La sentencia abrió el camino para la integración racial.
De alguna manera, en All right now hay una urgencia social que se asocia con la espiritual.
En ese cruce de caminos vitales reside el poder evocador de Sam Cooke y, por consiguiente, del más brillante soul posterior.
En la estupenda caja de tres discos Sam Cooke with The Soul Stirrers, se recoge esa composición y toda una trayectoria con la banda donde se muestra con precisión y gozo la evolución musical del cantante, impulsada en buena parte por su perspectiva social. A medida que pasan las canciones cronológicamente, el músico gana en liderazgo pero en su voz se va vislumbrando un intenso debate interno entre la modernidad y la tradición.
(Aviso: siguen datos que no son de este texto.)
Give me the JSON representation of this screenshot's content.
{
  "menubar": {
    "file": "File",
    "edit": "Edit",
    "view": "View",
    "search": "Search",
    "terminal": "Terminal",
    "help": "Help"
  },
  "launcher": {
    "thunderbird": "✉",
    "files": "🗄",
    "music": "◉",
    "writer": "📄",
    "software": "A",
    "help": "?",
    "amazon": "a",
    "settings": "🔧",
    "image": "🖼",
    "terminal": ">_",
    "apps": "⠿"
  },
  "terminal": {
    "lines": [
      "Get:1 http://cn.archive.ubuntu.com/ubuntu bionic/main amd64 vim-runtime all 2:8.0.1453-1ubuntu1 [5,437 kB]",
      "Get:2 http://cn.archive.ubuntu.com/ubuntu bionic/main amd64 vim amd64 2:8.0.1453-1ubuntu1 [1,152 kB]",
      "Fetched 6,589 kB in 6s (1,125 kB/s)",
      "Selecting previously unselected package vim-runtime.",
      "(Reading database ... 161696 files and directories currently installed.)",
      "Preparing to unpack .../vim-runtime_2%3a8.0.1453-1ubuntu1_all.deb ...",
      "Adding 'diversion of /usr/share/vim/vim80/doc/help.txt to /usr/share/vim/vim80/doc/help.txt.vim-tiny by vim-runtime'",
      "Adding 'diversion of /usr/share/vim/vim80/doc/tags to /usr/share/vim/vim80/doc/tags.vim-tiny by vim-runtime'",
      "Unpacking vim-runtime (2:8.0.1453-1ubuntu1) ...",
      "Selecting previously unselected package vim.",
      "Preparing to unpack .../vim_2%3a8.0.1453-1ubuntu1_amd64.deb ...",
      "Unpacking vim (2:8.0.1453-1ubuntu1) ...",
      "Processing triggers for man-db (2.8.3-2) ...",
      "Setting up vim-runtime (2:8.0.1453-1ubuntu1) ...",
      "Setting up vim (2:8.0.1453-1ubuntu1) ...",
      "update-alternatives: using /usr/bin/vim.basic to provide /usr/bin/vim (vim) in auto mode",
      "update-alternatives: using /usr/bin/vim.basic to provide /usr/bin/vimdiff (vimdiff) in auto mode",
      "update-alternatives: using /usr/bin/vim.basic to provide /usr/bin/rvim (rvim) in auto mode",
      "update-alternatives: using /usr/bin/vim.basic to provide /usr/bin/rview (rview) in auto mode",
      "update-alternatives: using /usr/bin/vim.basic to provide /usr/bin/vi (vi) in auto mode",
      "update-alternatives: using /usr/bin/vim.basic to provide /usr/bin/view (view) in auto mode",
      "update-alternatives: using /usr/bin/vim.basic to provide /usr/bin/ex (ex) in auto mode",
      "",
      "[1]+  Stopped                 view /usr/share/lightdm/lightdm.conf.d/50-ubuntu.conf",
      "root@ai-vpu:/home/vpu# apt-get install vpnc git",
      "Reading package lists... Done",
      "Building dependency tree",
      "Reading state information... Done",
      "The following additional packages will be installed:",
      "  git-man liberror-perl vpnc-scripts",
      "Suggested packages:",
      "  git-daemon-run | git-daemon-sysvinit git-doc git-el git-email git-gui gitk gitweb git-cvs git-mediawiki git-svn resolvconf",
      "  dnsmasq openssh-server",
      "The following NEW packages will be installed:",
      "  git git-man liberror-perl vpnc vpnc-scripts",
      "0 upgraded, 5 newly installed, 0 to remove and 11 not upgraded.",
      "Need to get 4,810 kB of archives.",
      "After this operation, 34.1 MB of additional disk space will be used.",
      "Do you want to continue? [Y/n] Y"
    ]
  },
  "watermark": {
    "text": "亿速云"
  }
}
Como Little Richard dejando el gospel por el rock’n’roll, Cooke hizo lo mismo al dejar a los Soul Stirrers y lanzarse en solitario a la música profana negra a finales de los cincuenta.
El cantante se deshizo de clichés y se recreó en su propio talento para no limitarse a un repertorio religioso y racial.
El objetivo era pertenecer al mundo del pop.
Lo que puede parecer una rebaja artística y humana en nuestros días tenía un significado profundo en la Norteamérica de primeros de los sesenta: cruzar fronteras estilísticas era solo el primer paso que un negro de una localidad pobre de Mississippi podía dar para echar abajo muros morales y alcanzar metas simbólicas.
Con su música, los negros querían llegar a las mismas cotas de los blancos, que pasaban por el reconocimiento y el dinero.
Con canciones como You send me, Sad Mood, Anorther saturday night o Twistin the nigh away, Cooke llegó a esa cota como casi ningún otro músico afroamericano había conseguido hasta entonces.
Nacido del gospel y el blues pero en la época del pop, el soul era un sonido norteamericano, propio de una existencia cultural.
Refiriéndose al jazz que surgió en Nueva Orleans a finales del siglo XIX, LeRoi Jones escribe en su magnífico libro Blues people que “los negros siguieron la línea de menor resistencia, una línea que consistía en adaptar una parte de la cultura blanca dominante a su propia personalidad, infundiéndole la fuerza de la cultura africana, todavía patente en ellos”.
Esa adaptación también se dio con el soul en la música popular de mitad del siglo XX y la protagonizó más que ningún otro artista Sam Cooke.
Pero, en 1964, fue acribillado a balazos por una recepcionista de un hotel de Los Angeles.
Existen todo tipo de teorías conspiratorias al respecto, como la que asegura que una mano negra quería acabar con él porque era una amenaza.
Dueño de su propio sello discográfico, inmerso de lleno en la industria, liderando la transición del gospel al soul con su obra y la ayuda que ofrecía a otros músicos como Bobby Womack, Lou Rawls o Billy Preston, Cooke era la viva imagen del éxito afroamericano.
No era un activista al uso pero, desde que publicó en 1962 Bring it on home to me, demostró a todo el mundo que tenía la virtud de llegar a la conciencia y al espíritu de su comunidad.
Como escribe Charlie Gillet en su Historia del rock: “Bring it on home to me fue la primera canción de varias que Cooke compuso sobre una frase hecha de la cultura negra, al darle un contexto específico y, además, una implicación de todos los significados con los que la frase se podía identificar”.
Algo que también sucedió un año después de su muerte con el éxito rotundo de A change is gonna come, inspirada en Blowin' in the wind de Bob Dylan.
Pieza interpretada desde entonces por todos los grandes del soul, A change is gonna come se convirtió en el himno del movimiento de los derechos civiles.
Lejos de quedar como un vestigio del pasado, esta canción como tantas del cancionero de Sam Cooke perduran con el mismo hechizo por la plenitud de su voz.
Tal y como decía Art Garfunkel: “Era capaz de lanzar una catarata de notas.
Sam es el primer cantante que recuerdo dando varias notas en una misma sílaba, cantando como si dijera: ‘Ya he dicho la palabra pero voy a decirla otra vez porque tengo el corazón repleto de sentimientos intentando salir”.
Sentimientos a raudales, nacidos para perdurar por siempre jamás.